Evaluating reinforcement learning models for market making in limit order books: a multi-agent simulation study

Reinforcement Learning (RL) has started to be employed to tackle sequential decisionmaking problems in numerous different fields, including finance. In particular, we will focus on the problem of market making, where an agent has to continuously quote a bid price at which he is willing to buy and an ask price at which he is willing to sell a certain asset. Once they are chosen, the agent submits a buy limit order and a sell limit order, which go in the queue of a limit order book. A buy limit order is then executed only if there is an incoming sell order with a price that is lower than or equal to the quoted bid price. Similarly, a sell limit order is executed only if there is an incoming buy order with a price that is greater than or equal to the quoted ask price. The market maker earns a profit equal to the difference between the ask and the bid prices if he manages to execute both orders. Otherwise, if he executes only the bid order, he will hold a positive inventory, while if he executes only the sell order he will hold a negative inventory. In both cases, holding an inventory yields a risk related to the movements of the market. For this reason, the goal of the market maker is to choose the bid and the ask prices so as to maximize the profit he makes from executing the orders while minimizing the inventory. To do so, he needs to learn how to skew prices in order to try to sell when he has a positive inventory and to buy when he has a negative inventory. The main contribution of this thesis is the implementation of an RL agent trained with the PPO algorithm using a simulator of the market called ABIDES (Agent-Based Interactive Discrete-Event Simulation). After trying to replicate some previous works and trying to train the agent with a state space composed of a large number of features, we obtained the best results when we reduced the state space to a single feature: the inventory. Indeed, we confirmed that the fundamental feature for the agent to discriminate on which action to perform is the inventory, which he wants to keep as close to 0 as possible.
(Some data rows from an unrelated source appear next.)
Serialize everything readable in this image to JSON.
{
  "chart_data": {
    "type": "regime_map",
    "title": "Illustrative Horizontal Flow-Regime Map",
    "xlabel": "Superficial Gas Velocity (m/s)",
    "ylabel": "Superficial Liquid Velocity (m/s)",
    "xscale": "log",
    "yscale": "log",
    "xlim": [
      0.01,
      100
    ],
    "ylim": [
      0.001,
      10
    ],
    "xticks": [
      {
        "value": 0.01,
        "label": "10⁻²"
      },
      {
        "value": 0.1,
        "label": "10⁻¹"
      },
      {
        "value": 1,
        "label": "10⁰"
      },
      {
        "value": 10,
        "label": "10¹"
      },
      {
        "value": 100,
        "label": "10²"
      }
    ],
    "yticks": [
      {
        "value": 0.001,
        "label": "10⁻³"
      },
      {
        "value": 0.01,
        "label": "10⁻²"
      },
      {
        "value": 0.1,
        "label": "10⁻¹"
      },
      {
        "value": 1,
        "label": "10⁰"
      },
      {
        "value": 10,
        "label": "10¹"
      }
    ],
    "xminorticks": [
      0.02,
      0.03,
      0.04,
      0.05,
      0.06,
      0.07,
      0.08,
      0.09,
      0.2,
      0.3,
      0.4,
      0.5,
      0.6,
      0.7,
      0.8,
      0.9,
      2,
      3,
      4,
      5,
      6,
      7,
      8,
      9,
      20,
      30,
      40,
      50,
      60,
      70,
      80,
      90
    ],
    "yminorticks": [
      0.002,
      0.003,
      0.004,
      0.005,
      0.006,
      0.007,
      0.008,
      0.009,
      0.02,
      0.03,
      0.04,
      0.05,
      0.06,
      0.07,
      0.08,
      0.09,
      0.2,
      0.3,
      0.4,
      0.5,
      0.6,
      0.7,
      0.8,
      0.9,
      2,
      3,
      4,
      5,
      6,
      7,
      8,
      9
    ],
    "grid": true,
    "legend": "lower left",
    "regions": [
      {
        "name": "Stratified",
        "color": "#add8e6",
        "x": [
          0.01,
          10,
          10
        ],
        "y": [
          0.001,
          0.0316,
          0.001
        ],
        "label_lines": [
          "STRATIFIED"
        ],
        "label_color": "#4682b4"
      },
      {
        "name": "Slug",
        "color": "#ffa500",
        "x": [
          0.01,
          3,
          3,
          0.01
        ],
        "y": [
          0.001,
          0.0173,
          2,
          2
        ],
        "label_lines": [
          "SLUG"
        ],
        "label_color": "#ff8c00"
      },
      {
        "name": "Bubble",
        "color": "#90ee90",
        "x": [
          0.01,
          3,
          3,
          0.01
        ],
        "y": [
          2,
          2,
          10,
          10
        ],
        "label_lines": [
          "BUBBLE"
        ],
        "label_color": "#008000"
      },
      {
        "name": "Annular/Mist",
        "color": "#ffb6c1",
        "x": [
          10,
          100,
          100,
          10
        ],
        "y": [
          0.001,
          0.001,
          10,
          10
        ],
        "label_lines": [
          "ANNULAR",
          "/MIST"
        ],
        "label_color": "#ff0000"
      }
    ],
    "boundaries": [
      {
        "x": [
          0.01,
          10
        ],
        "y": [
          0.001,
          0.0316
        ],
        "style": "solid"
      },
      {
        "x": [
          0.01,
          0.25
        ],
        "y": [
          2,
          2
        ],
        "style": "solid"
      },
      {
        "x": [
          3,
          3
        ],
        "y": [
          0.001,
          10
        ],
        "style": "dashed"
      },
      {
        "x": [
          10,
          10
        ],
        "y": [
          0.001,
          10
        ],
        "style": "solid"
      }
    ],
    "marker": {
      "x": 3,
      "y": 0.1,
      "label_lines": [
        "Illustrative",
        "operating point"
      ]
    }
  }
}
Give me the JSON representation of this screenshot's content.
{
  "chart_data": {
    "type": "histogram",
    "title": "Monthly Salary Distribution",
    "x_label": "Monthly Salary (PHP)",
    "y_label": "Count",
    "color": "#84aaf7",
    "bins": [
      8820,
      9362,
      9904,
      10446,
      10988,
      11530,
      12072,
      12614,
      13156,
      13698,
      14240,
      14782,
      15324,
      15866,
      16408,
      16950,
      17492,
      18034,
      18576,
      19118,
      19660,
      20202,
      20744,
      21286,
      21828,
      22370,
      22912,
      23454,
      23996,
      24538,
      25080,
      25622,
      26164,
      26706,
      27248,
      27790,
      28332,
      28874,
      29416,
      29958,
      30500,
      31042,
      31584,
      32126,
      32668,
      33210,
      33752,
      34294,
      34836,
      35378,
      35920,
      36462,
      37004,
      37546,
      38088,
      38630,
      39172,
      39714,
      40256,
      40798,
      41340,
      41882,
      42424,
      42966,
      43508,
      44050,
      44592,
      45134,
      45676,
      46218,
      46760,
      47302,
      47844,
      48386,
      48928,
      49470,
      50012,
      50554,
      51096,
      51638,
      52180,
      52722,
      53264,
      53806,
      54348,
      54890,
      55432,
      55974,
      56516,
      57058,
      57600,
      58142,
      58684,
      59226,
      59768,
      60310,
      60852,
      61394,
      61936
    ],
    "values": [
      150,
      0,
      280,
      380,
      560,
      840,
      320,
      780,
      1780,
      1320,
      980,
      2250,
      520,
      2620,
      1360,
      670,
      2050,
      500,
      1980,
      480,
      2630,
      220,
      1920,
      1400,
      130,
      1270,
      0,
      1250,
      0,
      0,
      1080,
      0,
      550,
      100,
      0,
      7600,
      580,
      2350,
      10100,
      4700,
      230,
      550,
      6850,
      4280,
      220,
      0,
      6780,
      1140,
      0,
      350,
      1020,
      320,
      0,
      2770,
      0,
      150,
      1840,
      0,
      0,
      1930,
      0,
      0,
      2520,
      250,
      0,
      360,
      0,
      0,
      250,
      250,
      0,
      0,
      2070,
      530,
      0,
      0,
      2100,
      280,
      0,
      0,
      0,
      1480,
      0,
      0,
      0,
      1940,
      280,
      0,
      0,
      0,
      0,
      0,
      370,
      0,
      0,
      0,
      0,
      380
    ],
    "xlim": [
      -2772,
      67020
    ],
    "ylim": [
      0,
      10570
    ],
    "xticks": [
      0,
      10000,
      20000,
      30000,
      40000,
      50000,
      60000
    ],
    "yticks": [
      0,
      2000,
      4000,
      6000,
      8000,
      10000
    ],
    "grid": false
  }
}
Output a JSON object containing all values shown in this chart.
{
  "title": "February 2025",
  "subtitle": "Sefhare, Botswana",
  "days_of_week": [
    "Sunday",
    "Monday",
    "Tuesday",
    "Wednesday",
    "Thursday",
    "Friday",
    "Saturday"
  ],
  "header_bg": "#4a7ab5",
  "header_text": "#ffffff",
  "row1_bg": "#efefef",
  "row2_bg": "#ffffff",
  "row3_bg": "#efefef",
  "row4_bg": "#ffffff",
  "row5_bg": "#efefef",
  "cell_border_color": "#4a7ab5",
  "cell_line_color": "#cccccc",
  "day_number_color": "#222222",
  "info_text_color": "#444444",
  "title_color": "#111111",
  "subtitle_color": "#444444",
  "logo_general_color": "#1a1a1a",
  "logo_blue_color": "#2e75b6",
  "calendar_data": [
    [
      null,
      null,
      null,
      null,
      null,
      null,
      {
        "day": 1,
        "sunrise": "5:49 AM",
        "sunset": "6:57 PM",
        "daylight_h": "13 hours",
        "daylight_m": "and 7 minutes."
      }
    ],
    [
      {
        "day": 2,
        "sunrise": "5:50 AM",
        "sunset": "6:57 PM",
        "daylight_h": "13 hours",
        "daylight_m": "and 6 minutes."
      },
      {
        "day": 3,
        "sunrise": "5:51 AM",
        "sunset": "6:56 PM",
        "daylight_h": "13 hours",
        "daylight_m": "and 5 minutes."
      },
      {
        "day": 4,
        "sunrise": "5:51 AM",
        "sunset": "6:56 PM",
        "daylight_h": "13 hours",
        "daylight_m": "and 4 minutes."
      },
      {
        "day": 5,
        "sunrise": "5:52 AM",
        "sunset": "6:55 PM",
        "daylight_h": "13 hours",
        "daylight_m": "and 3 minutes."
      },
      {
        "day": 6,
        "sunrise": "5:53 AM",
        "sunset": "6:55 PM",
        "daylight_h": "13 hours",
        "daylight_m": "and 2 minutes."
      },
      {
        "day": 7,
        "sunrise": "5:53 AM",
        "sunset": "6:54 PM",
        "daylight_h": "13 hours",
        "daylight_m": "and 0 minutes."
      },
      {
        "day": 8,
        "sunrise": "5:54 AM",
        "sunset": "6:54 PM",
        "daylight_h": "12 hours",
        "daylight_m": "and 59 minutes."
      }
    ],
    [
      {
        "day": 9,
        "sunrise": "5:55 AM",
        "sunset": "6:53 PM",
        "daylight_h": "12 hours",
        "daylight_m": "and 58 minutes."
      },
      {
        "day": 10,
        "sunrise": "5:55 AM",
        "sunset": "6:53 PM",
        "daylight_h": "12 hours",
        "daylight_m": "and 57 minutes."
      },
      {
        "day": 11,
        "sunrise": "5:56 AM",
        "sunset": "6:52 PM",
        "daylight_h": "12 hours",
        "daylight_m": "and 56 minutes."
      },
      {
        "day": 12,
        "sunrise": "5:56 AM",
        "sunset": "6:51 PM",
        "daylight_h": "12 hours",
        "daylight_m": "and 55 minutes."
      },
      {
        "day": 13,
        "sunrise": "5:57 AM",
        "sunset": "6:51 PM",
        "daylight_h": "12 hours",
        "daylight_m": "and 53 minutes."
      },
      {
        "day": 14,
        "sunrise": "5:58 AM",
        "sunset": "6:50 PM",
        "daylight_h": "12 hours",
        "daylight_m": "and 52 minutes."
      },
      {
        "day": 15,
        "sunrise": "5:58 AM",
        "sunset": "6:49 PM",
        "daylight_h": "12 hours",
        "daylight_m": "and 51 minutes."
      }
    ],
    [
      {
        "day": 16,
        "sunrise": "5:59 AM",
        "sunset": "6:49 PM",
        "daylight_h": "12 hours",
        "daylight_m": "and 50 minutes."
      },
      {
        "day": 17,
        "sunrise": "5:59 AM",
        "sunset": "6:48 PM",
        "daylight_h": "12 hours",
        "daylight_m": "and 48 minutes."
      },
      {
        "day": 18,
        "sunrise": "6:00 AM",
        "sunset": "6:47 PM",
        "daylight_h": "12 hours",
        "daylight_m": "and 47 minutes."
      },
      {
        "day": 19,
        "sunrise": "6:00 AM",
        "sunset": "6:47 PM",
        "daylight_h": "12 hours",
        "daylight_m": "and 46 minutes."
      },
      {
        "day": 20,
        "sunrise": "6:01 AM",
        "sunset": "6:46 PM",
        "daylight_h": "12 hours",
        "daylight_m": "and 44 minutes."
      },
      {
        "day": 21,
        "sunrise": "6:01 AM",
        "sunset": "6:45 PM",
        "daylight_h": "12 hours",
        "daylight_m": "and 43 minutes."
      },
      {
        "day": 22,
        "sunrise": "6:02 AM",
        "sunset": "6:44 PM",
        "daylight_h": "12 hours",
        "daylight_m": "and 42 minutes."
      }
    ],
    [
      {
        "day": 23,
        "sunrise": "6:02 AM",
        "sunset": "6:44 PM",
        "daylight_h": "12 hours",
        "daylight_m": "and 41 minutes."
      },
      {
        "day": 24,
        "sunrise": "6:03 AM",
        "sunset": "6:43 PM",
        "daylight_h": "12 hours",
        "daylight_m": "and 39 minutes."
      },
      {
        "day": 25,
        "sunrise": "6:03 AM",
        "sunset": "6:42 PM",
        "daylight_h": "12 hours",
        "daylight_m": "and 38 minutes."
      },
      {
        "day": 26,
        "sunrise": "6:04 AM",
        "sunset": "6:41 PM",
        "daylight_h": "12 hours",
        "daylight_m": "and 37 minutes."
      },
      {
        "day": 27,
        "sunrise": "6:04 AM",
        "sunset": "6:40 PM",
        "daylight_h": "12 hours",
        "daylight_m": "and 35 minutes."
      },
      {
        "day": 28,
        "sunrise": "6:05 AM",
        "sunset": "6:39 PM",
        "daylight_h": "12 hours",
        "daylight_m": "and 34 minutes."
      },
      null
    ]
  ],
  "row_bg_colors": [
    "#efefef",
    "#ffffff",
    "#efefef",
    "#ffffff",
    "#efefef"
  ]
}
L’apprendimento per rinforzo (RL) ha iniziato ad essere impiegato per affrontare i problemi di processi decisionali sequenziali in numerosi campi diversi, inclusa la finanza. In particolare, ci concentreremo sul problema del market making, dove un agente deve continuamente quotare un prezzo bid al quale è disposto ad acquistare e un prezzo ask al quale è disposto a vendere un certo bene. Una volta scelti, l’agente invia un ordine limite di acquisto e un ordine limite di vendita, che vanno nella coda di un limit order book. Un ordine limite di acquisto viene quindi eseguito solo se c’è un ordine di vendita in arrivo con un prezzo inferiore o pari al prezzo di offerta quotato. Allo stesso modo, un ordine limite di vendita viene eseguito solo se esiste un ordine di acquisto in entrata con un prezzo maggiore o uguale al prezzo di domanda quotato. Il market maker guadagna un profitto pari alla differenza tra il prezzo ask e il prezzo bid se riesce a eseguire entrambi gli ordini. Altrimenti, se esegue solo l’ordine di acquisto, deterrà un inventario positivo, mentre se esegue solo l’ordine di vendita deterrà un inventario negativo. In entrambi i casi, detenere un inventario comporta un rischio legato ai movimenti del mercato. Per questo motivo, l’obiettivo del market maker è quello di scegliere i prezzi di bid e ask in modo da massimizzare il profitto che ottiene dall’esecuzione degli ordini riducendo al minimo l’inventario allo stesso tempo. Per fare ciò, ha bisogno di imparare a devire i prezzi per provare a vendere quando ha un inventario positivo e ad acquistare quando ha un inventario negativo. Il contributo principale di questa tesi è l’implementazione di un agente RL addestrato con l’algoritmo PPO che utilizza un simulatore del mercato chiamato ABIDES (Agent- Based Interactive Discrete-Event Simulation). Dopo aver provato a replicare alcuni lavori precedenti e aver provato ad addestrare l’agente con uno spazio degli stati composto da un gran numero di variabili, abbiamo ottenuto i risultati migliori quando abbiamo ridotto lo spazio degli stati a una singola variabile: l’inventario. Infatti, abbiamo confermato che la caratteristica fondamentale perché l’agente possa discriminare su quale azione eseguire è l’inventario, che vuole mantenere il più vicino possibile a 0.